Azrul Bicara Pemasukan Tim dalam Bisnis Sepak Bola

EJ – Dalam video edukasi bisnis sepak bola ini, Presiden Persebaya Azrul Ananda menjelaskan darimana pemasukan tim berasal. Video ini adalah satu di antara empat video tentang bisnis sepak bola yang dibuat manajemen Persebaya. Kita simak penuturannya.

***

Kami sudah menyampaikan pemahaman dasar biaya sebuah tim sepak bola. Sekarang dari mana sebuah klub bisa mendapatkan pemasukan?

Pada dasarnya, sebuah klub bisa mendapatkan pemasukan dari:

Sponsor

Berapa nilai sponsor, tergantung pada nama besar tim, seberapa besar kota atau wilayah tempat tim itu berada, juga seberapa besar jumlah pendukungnya. Besar nilai juga bergantung pada program-program apa saja yang klub itu lakukan untuk meningkatkan exposure atau timbal balik bagi sang sponsor.Belum lagi analisis risiko, misalnya bagaimana tingkat keamanan dalam mensponsori yang bersangkutan.

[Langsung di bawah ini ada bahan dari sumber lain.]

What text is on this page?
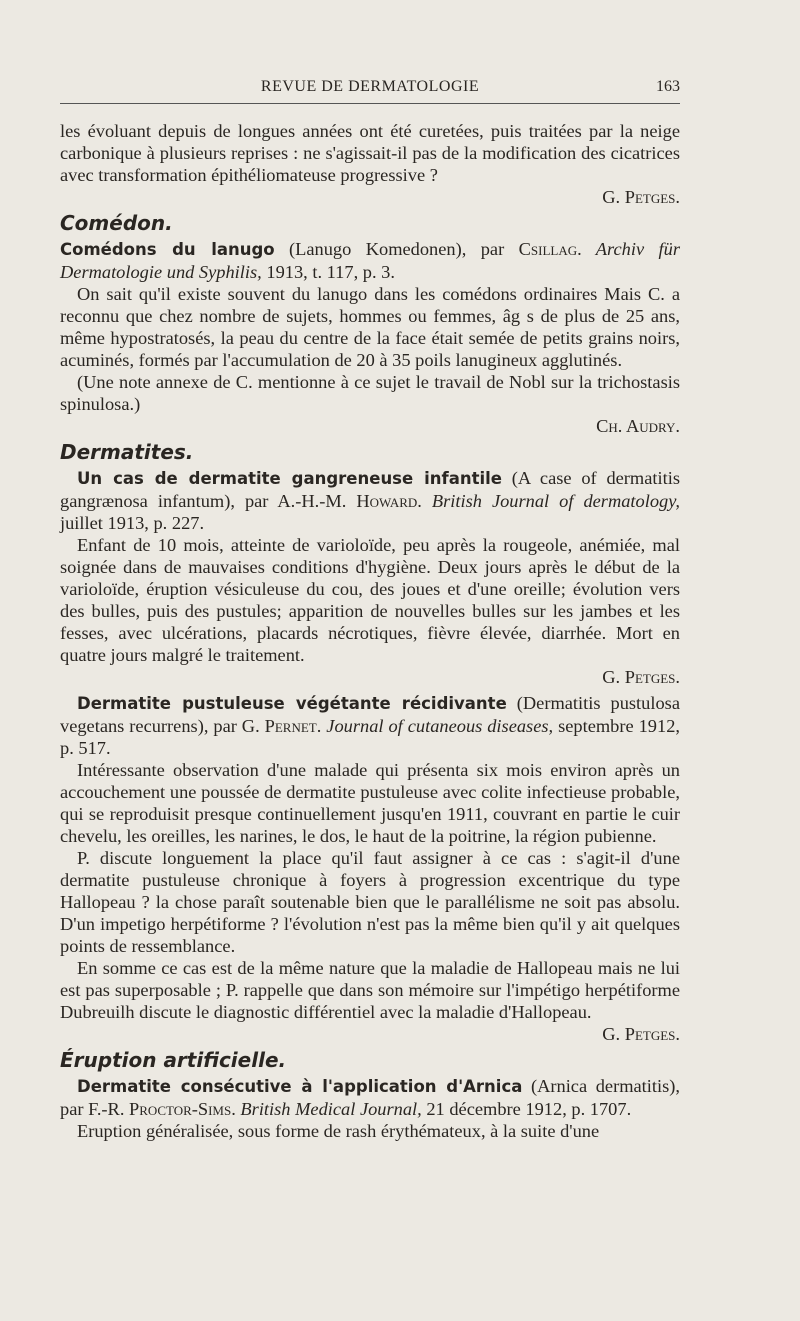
REVUE DE DERMATOLOGIE	163

les évoluant depuis de longues années ont été curetées, puis traitées par la neige carbonique à plusieurs reprises : ne s'agissait-il pas de la modification des cicatrices avec transformation épithéliomateuse progressive ?

G. Petges.

Comédon.

Comédons du lanugo (Lanugo Komedonen), par Csillag. Archiv für Dermatologie und Syphilis, 1913, t. 117, p. 3.

On sait qu'il existe souvent du lanugo dans les comédons ordinaires Mais C. a reconnu que chez nombre de sujets, hommes ou femmes, âg s de plus de 25 ans, même hypostratosés, la peau du centre de la face était semée de petits grains noirs, acuminés, formés par l'accumulation de 20 à 35 poils lanugineux agglutinés.

(Une note annexe de C. mentionne à ce sujet le travail de Nobl sur la trichostasis spinulosa.)

Ch. Audry.

Dermatites.

Un cas de dermatite gangreneuse infantile (A case of dermatitis gangrænosa infantum), par A.-H.-M. Howard. British Journal of dermatology, juillet 1913, p. 227.

Enfant de 10 mois, atteinte de varioloïde, peu après la rougeole, anémiée, mal soignée dans de mauvaises conditions d'hygiène. Deux jours après le début de la varioloïde, éruption vésiculeuse du cou, des joues et d'une oreille; évolution vers des bulles, puis des pustules; apparition de nouvelles bulles sur les jambes et les fesses, avec ulcérations, placards nécrotiques, fièvre élevée, diarrhée. Mort en quatre jours malgré le traitement.

G. Petges.

Dermatite pustuleuse végétante récidivante (Dermatitis pustulosa vegetans recurrens), par G. Pernet. Journal of cutaneous diseases, septembre 1912, p. 517.

Intéressante observation d'une malade qui présenta six mois environ après un accouchement une poussée de dermatite pustuleuse avec colite infectieuse probable, qui se reproduisit presque continuellement jusqu'en 1911, couvrant en partie le cuir chevelu, les oreilles, les narines, le dos, le haut de la poitrine, la région pubienne.

P. discute longuement la place qu'il faut assigner à ce cas : s'agit-il d'une dermatite pustuleuse chronique à foyers à progression excentrique du type Hallopeau ? la chose paraît soutenable bien que le parallélisme ne soit pas absolu. D'un impetigo herpétiforme ? l'évolution n'est pas la même bien qu'il y ait quelques points de ressemblance.

En somme ce cas est de la même nature que la maladie de Hallopeau mais ne lui est pas superposable ; P. rappelle que dans son mémoire sur l'impétigo herpétiforme Dubreuilh discute le diagnostic différentiel avec la maladie d'Hallopeau.

G. Petges.

Éruption artificielle.

Dermatite consécutive à l'application d'Arnica (Arnica dermatitis), par F.-R. Proctor-Sims. British Medical Journal, 21 décembre 1912, p. 1707.

Eruption généralisée, sous forme de rash érythémateux, à la suite d'une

Dalam sejarah, sebesar apa pun sebuah klub, sangat jarang ada sponsor utama yang memberi pemasukan lebih dari Rp 5 miliar semusim. Jadi, sangat-sangat jarang ada tim yang memiliki pemasukan sponsor di atas Rp 10 miliar semusim. Apalagi Rp 15 miliar semusim. Jadi untuk menggaji tim untuk satu musim saja tidak mungkin! Jangan heran kalau baju depan tim sepak bola Indonesia itu ramai dengan logo. Dan ingat, ada banyak logo belum tentu nilainya besar-besar dan mencukupi!

Apparel dan Merchandise

Banyak orang menganggap apparel dan merchandise itu bisa menjadi pemasukan besar bagi sebuah klub. Tapi ini bisa dibilang mitos. Logo merek terkenal belum tentu memberi penghasilan besar. Dari apparel dan merchandise, kalau bisa mendapatkan lebih dari Rp 1 miliar setahun, itu sudah luar biasa.Padahal, untuk jualan merchandise, butuh infrastruktur, modal, dan tim terpisah. Jadi ada biaya tambahannya lagi.

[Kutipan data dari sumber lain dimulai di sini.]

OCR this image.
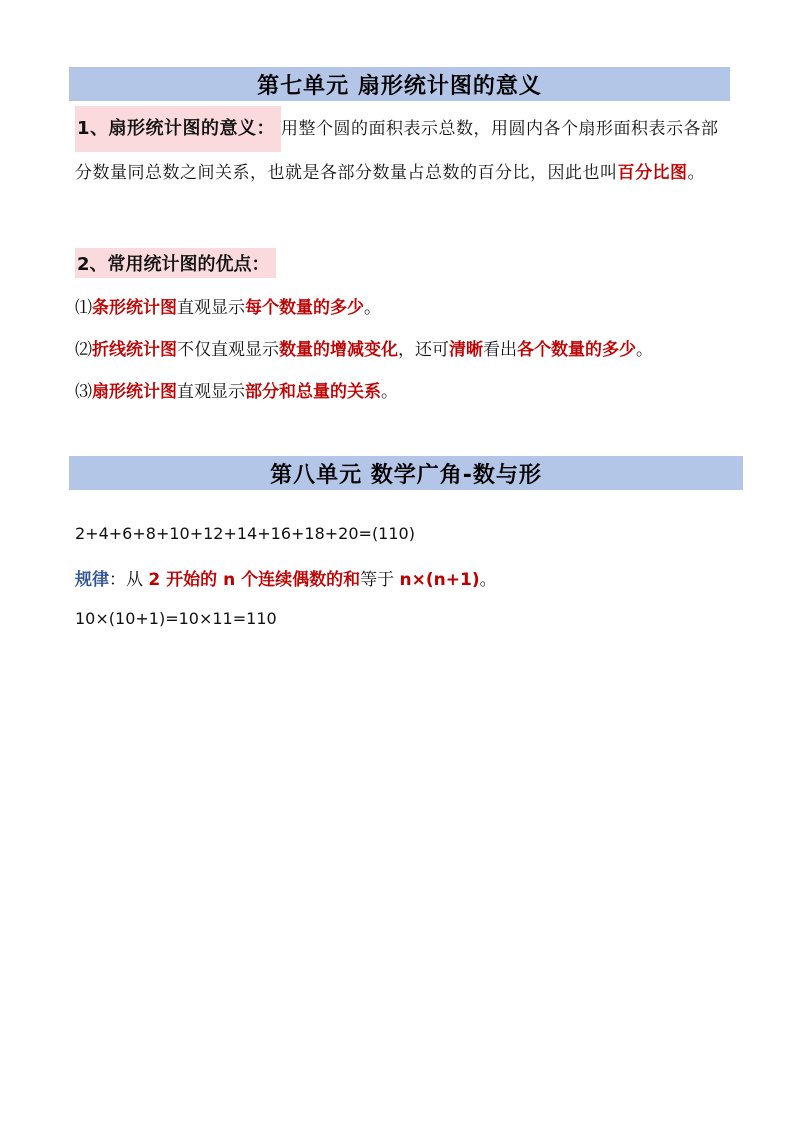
第七单元 扇形统计图的意义
1、扇形统计图的意义： 用整个圆的面积表示总数，用圆内各个扇形面积表示各部分数量同总数之间关系，也就是各部分数量占总数的百分比，因此也叫百分比图。
2、常用统计图的优点：
⑴条形统计图直观显示每个数量的多少。
⑵折线统计图不仅直观显示数量的增减变化，还可清晰看出各个数量的多少。
⑶扇形统计图直观显示部分和总量的关系。
第八单元 数学广角-数与形
2+4+6+8+10+12+14+16+18+20=(110)
规律：从 2 开始的 n 个连续偶数的和等于 n×(n+1)。
10×(10+1)=10×11=110
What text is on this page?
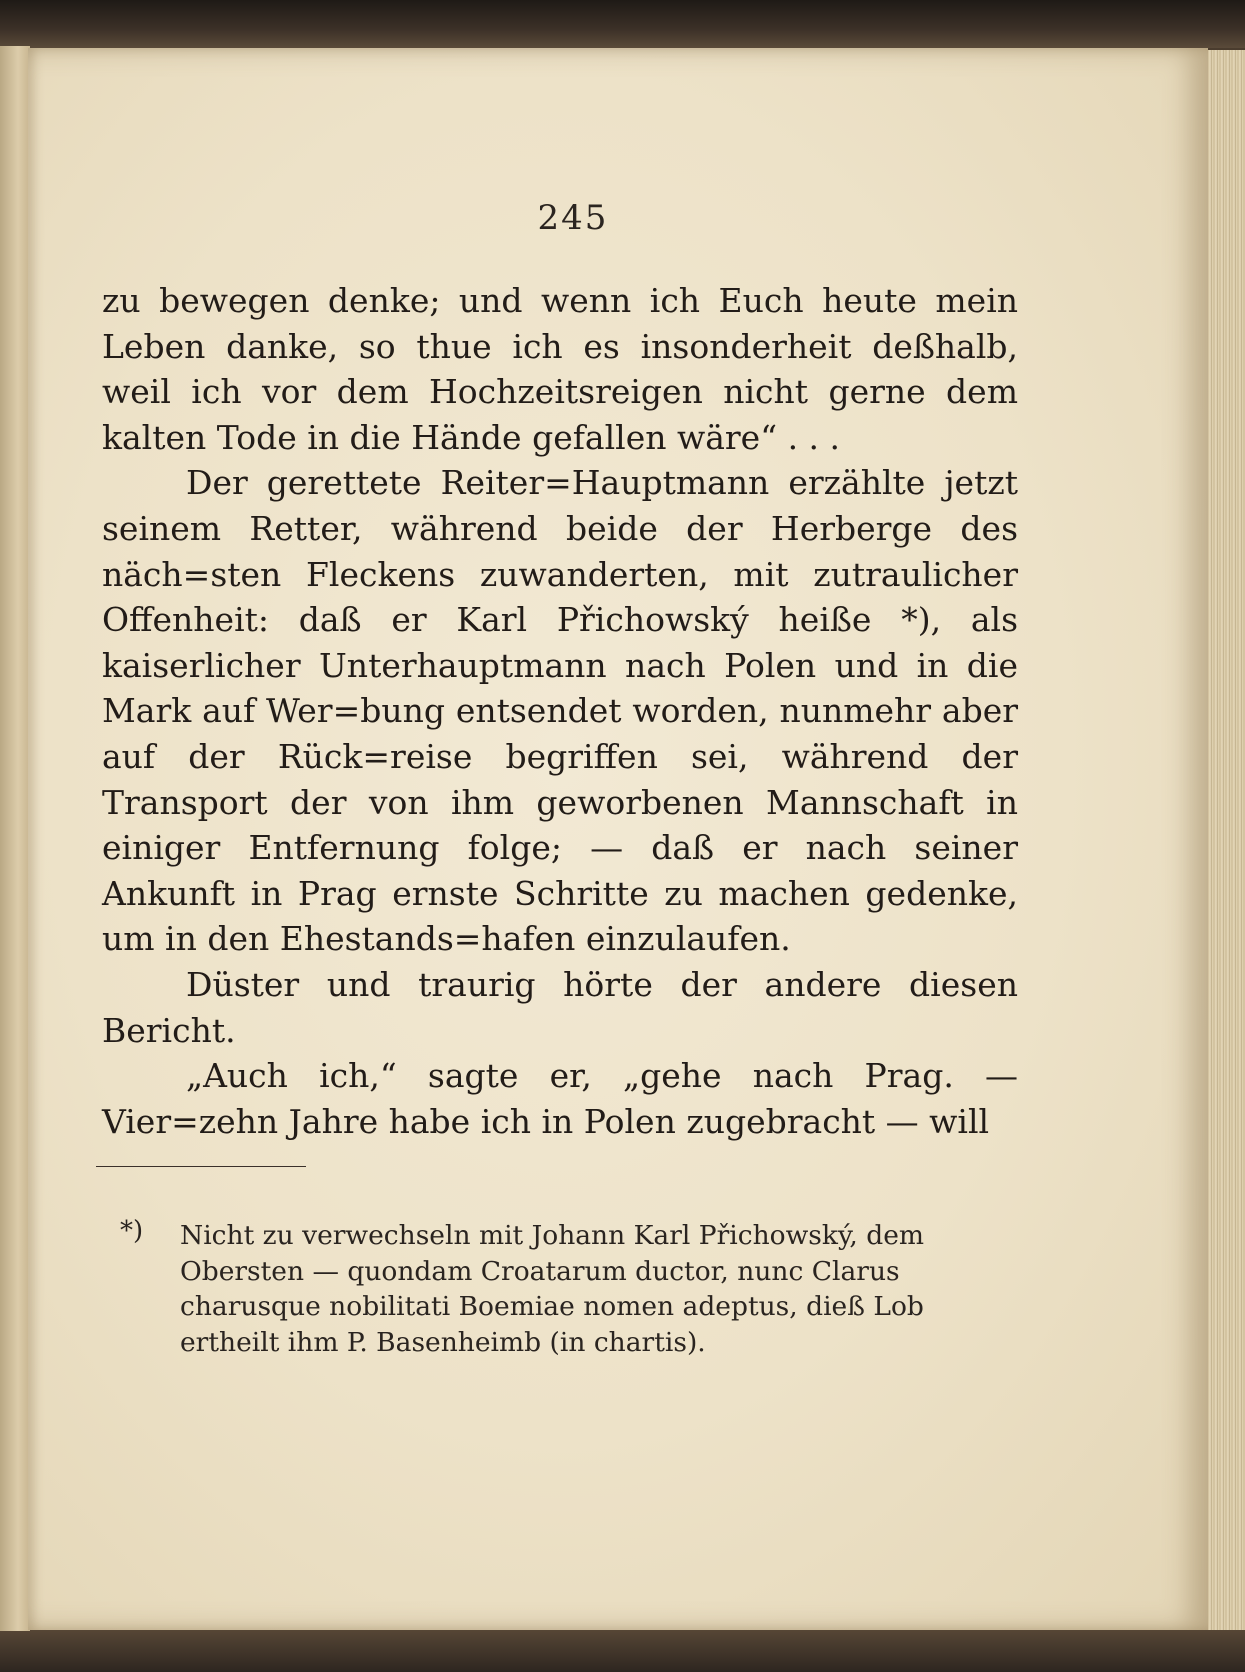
245

zu bewegen denke; und wenn ich Euch heute mein Leben danke, so thue ich es insonderheit deßhalb, weil ich vor dem Hochzeitsreigen nicht gerne dem kalten Tode in die Hände gefallen wäre“ . . .

Der gerettete Reiter=Hauptmann erzählte jetzt seinem Retter, während beide der Herberge des näch=sten Fleckens zuwanderten, mit zutraulicher Offenheit: daß er Karl Přichowský heiße *), als kaiserlicher Unterhauptmann nach Polen und in die Mark auf Wer=bung entsendet worden, nunmehr aber auf der Rück=reise begriffen sei, während der Transport der von ihm geworbenen Mannschaft in einiger Entfernung folge; — daß er nach seiner Ankunft in Prag ernste Schritte zu machen gedenke, um in den Ehestands=hafen einzulaufen.

Düster und traurig hörte der andere diesen Bericht.

„Auch ich,“ sagte er, „gehe nach Prag. — Vier=zehn Jahre habe ich in Polen zugebracht — will

*)	Nicht zu verwechseln mit Johann Karl Přichowský, dem Obersten — quondam Croatarum ductor, nunc Clarus charusque nobilitati Boemiae nomen adeptus, dieß Lob ertheilt ihm P. Basenheimb (in chartis).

Belum lagi ada begitu maraknya merchandise yang tidak ofisial, yang sama sekali tidak memberikan income untuk tim. Ini beda dengan di liga-liga dunia yang maju, di mana apparel dan merchandise bisa menjadi pemasukan signifikan.

Subsidi Liga dan Hak Siar TV

Dari penyelenggara liga, sebuah klub bisa mendapatkan subsidi dan pembagian hak siar televisi. Nilainya sangat bervariatif. Tahun 2017 ini, untuk Liga 1 kabarnya Rp 7.5 miliar per klub. Sedangkan bagi klub Liga 2 hanya Rp 500 juta, plus tambahan kalau lolos dan juara. Kemudian juga ada pembagian hak siar televisi, yang nilainya sangat variatif. Untuk pemasukan jenis ini, sebuah klub tidak bisa menjadikannya sebagai pegangan hidup. Karena setiap tahun bisa berubah. Dan berdasarkan pengalaman masa lalu, kadang tidak dibayarkan!

Pemasukan Tiket

Karena nilai sponsor tidak mencukupi, apparel dan merchandise tidak bisa diandalkan, dan subsidi tidak boleh jadi pegangan, maka penjualan tiket pertandingan menjadi kartu Joker kehidupan sebuah klub. (*)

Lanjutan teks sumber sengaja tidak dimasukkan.